Although no one can predict with assurance how any particular child will turn out, I believe there is a consensus among those who study development that personality reflects dozens of interacting factors including heredity, gender, culture, education, economic opportunity, and a multitude of social influences, especially family and peer relationships (Jaffe, 1997). By portraying complex nature and nurture issues in simplistic and distorted ways, Harris performs a disservice to her audience and to our profession.

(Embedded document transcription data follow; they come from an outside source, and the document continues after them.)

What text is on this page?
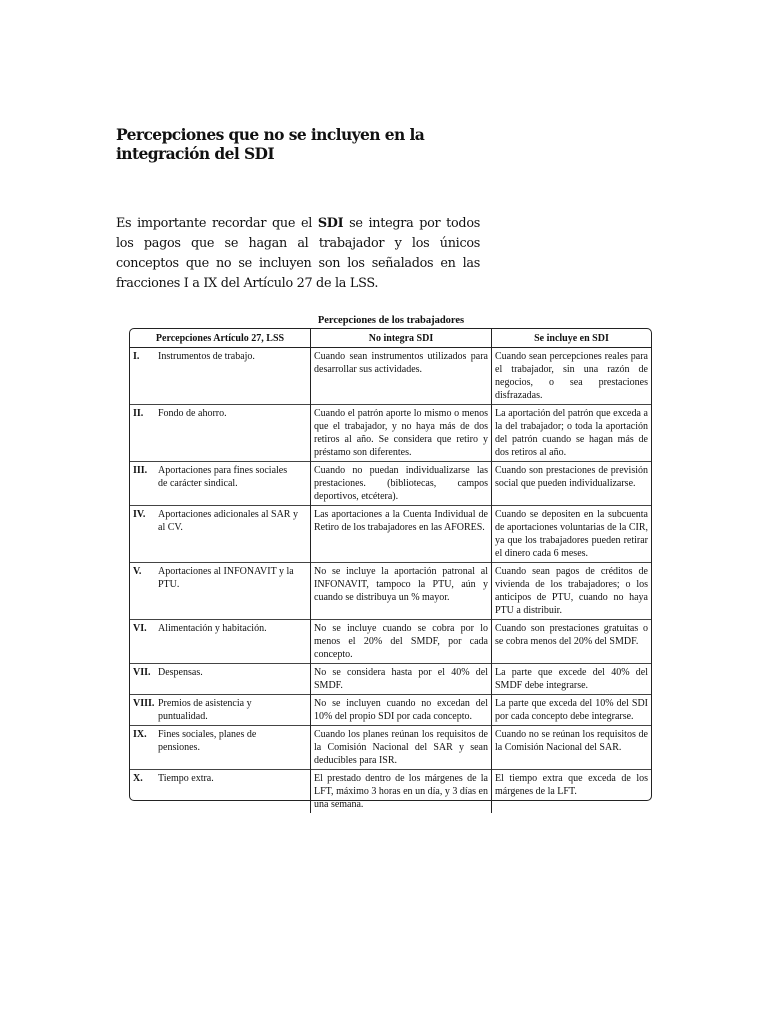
Percepciones que no se incluyen en la integración del SDI

Es importante recordar que el SDI se integra por todos los pagos que se hagan al trabajador y los únicos conceptos que no se incluyen son los señalados en las fracciones I a IX del Artículo 27 de la LSS.

Percepciones de los trabajadores
Percepciones Artículo 27, LSS	No integra SDI	Se incluye en SDI
I. Instrumentos de trabajo.	Cuando sean instrumentos utilizados para desarrollar sus actividades.	Cuando sean percepciones reales para el trabajador, sin una razón de negocios, o sea prestaciones disfrazadas.
II. Fondo de ahorro.	Cuando el patrón aporte lo mismo o menos que el trabajador, y no haya más de dos retiros al año. Se considera que retiro y préstamo son diferentes.	La aportación del patrón que exceda a la del trabajador; o toda la aportación del patrón cuando se hagan más de dos retiros al año.
III. Aportaciones para fines sociales de carácter sindical.	Cuando no puedan individualizarse las prestaciones. (bibliotecas, campos deportivos, etcétera).	Cuando son prestaciones de previsión social que pueden individualizarse.
IV. Aportaciones adicionales al SAR y al CV.	Las aportaciones a la Cuenta Individual de Retiro de los trabajadores en las AFORES.	Cuando se depositen en la subcuenta de aportaciones voluntarias de la CIR, ya que los trabajadores pueden retirar el dinero cada 6 meses.
V. Aportaciones al INFONAVIT y la PTU.	No se incluye la aportación patronal al INFONAVIT, tampoco la PTU, aún y cuando se distribuya un % mayor.	Cuando sean pagos de créditos de vivienda de los trabajadores; o los anticipos de PTU, cuando no haya PTU a distribuir.
VI. Alimentación y habitación.	No se incluye cuando se cobra por lo menos el 20% del SMDF, por cada concepto.	Cuando son prestaciones gratuitas o se cobra menos del 20% del SMDF.
VII. Despensas.	No se considera hasta por el 40% del SMDF.	La parte que excede del 40% del SMDF debe integrarse.
VIII. Premios de asistencia y puntualidad.	No se incluyen cuando no excedan del 10% del propio SDI por cada concepto.	La parte que exceda del 10% del SDI por cada concepto debe integrarse.
IX. Fines sociales, planes de pensiones.	Cuando los planes reúnan los requisitos de la Comisión Nacional del SAR y sean deducibles para ISR.	Cuando no se reúnan los requisitos de la Comisión Nacional del SAR.
X. Tiempo extra.	El prestado dentro de los márgenes de la LFT, máximo 3 horas en un día, y 3 días en una semana.	El tiempo extra que exceda de los márgenes de la LFT.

Regarding her claim that peers are more important than parents, even during adolescence, when teenagers spend so much time out of the home, this is not necessarily the case. Adolescents who have close relationships with their parents, for example, are less susceptible to deviant peer influence than those who have conflictual relationships (Jaffe, 1998). Depending on the particular issue, adolescents are as likely to seek counsel from parents as from peers. This is not to say that peers don't matter. Everything matters, potentially. How much parents and peers influence a particular developmental domain (achievement, adjustment) depends on the particular child, his or her age or developmental status, the particular parents, their commitment to child rearing, the specific situation, and so on. As professionals it is our duty to help parents appreciate both the complexity of development (each child is unique) and the importance of sensitive, competent, consistent parenting. Unfortunately, by offering us contests (nature versus nurture, parents versus peers) rather than the big picture, The Nurture Assumption: Why Children Turn Out The Way They Do does not come close to delivering what its title promises.

Jaffe, M.L. (1997). Understanding parenting (2nd ed.). Mass: Allyn & Bacon.
Jaffe, M.L. (1998). Adolescence. New York: Wiley.

Michael Jaffe, Ph.D., is Professor of Psychology at Kean University in New Jersey, a family therapist, and author of Understanding Parenting (Allyn/Bacon, 1997) and Adolescence (Wiley, 1998).